Writing effective letters to your elected representative is not difficult. A well-worded and factually persuasive letter can cause an elected official to review or reevaluate his/her position on an issue. Such correspondence has even been known to cause a change in position or vote. On the other hand, communicating your support on an issue can reinforce and strengthen a representative's position and it gives him/her visible evidence of constituent support.
Reasons for Writing
State your reason for writing; be specific. If supporting legislation, say so and why; if against it, say so and why. Support your position with facts.
Express yourself clearly. Your legislators should not have to figure out what you are trying to say.
Be brief and to the point. Limit it to a single page if you can. Emphasize the main points of the issue. Offer to provide further information if desired.
Discuss one subject in a letter. This will highlight the issue's importance and avoid confusing letters.
Identify subject clearly. Provide a brief description of the issue. Give name of legislation and bill number if known.
Let it be known if you are a constituent by your address. If you are away from your home, it is especially important to let him/her know.
Be constructive, Help seek a solution to what may be a difficult issue. If you feel certain legislation is the wrong approach, explain a better approach.
Avoid becoming a "pen pal". Quality not quantity is important. Don't write on every issue merely for the sake of writing.

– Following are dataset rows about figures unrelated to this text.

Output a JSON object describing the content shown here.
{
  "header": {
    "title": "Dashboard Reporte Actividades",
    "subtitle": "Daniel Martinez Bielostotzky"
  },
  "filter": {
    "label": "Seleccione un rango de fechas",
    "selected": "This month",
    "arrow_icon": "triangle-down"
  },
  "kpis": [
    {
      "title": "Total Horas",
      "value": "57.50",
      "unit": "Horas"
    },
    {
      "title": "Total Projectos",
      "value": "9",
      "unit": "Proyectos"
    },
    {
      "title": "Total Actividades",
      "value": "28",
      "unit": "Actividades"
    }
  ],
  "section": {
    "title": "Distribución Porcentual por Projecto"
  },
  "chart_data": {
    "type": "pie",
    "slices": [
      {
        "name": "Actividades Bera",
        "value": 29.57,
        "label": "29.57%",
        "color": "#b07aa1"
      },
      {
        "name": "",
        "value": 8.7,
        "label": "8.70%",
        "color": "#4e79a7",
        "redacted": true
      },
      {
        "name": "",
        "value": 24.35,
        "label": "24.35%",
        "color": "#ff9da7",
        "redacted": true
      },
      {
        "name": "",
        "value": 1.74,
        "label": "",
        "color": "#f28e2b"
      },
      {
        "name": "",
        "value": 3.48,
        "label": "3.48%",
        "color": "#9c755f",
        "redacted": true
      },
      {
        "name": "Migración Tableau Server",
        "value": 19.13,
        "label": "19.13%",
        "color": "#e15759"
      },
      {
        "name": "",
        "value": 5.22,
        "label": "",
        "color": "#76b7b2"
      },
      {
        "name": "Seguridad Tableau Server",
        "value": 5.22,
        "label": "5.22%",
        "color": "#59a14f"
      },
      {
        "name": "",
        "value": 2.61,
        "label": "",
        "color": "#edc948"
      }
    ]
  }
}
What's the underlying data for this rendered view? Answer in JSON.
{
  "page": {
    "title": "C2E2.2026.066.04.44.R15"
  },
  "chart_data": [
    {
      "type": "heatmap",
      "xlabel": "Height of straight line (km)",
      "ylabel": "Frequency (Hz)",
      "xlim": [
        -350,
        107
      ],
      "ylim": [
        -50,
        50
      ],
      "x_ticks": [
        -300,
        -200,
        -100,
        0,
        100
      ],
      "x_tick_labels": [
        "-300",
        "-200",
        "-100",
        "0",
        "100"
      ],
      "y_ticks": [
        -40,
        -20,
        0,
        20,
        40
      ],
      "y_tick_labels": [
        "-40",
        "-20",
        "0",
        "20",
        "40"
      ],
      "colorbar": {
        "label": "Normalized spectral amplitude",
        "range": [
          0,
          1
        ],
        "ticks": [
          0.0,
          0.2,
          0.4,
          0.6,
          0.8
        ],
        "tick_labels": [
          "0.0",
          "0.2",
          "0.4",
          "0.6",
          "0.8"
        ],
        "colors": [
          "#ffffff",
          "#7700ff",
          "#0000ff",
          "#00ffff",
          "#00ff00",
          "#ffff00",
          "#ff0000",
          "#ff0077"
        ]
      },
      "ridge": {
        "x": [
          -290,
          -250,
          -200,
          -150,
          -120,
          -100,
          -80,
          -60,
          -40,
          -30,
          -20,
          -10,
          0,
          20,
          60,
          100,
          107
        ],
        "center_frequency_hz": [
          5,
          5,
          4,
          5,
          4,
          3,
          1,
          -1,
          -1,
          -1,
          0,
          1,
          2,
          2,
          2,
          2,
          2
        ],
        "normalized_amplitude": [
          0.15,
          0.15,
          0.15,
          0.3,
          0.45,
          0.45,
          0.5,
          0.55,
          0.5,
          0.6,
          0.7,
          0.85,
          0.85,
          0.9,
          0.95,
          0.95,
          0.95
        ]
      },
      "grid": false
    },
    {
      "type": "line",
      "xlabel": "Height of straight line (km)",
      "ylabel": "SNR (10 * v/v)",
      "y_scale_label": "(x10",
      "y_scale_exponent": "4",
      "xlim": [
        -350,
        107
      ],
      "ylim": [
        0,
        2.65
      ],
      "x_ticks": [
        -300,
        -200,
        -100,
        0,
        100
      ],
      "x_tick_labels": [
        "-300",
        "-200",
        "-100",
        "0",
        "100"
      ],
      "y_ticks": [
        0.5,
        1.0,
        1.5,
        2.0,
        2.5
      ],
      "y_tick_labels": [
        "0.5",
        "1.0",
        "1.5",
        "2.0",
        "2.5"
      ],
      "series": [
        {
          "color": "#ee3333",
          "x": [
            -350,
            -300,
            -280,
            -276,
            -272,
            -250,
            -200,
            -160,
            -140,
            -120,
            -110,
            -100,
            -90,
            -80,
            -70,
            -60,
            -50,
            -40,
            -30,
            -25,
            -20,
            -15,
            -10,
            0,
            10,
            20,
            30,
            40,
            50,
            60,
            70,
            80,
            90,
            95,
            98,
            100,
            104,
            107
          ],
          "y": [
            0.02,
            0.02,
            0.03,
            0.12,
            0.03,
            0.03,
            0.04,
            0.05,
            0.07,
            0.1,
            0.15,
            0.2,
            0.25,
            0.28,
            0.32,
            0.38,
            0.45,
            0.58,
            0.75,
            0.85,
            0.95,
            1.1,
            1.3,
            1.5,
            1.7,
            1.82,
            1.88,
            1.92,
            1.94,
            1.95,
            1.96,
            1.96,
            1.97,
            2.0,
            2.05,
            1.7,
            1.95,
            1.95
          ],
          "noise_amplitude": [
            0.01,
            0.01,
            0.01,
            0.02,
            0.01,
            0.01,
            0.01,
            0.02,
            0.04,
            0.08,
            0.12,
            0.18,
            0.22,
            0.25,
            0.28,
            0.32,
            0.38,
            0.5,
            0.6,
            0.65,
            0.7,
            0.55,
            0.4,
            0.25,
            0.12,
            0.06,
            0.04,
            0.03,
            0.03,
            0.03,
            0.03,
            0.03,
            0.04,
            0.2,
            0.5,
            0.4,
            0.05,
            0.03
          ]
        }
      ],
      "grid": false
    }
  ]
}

After stating your position, ask for his/her position on the legislation or issue.
Don't send carbon copies to your other elected representatives; each one deserves a personal letter.
If the response that you receive seems non-committal or evasive, politely write back for clarification.
Timing of Your Correspondence
If writing about a specific bill, write while the bill is in committee; thus, there is still time for effective action.
When public hearings are anticipated and it seems appropriate, request that your elected representative testify in support of your position as a constituent.
Monday and Friday usually have the heaviest mail, so try to time
receipt of your letter between Tuesday and Thursday.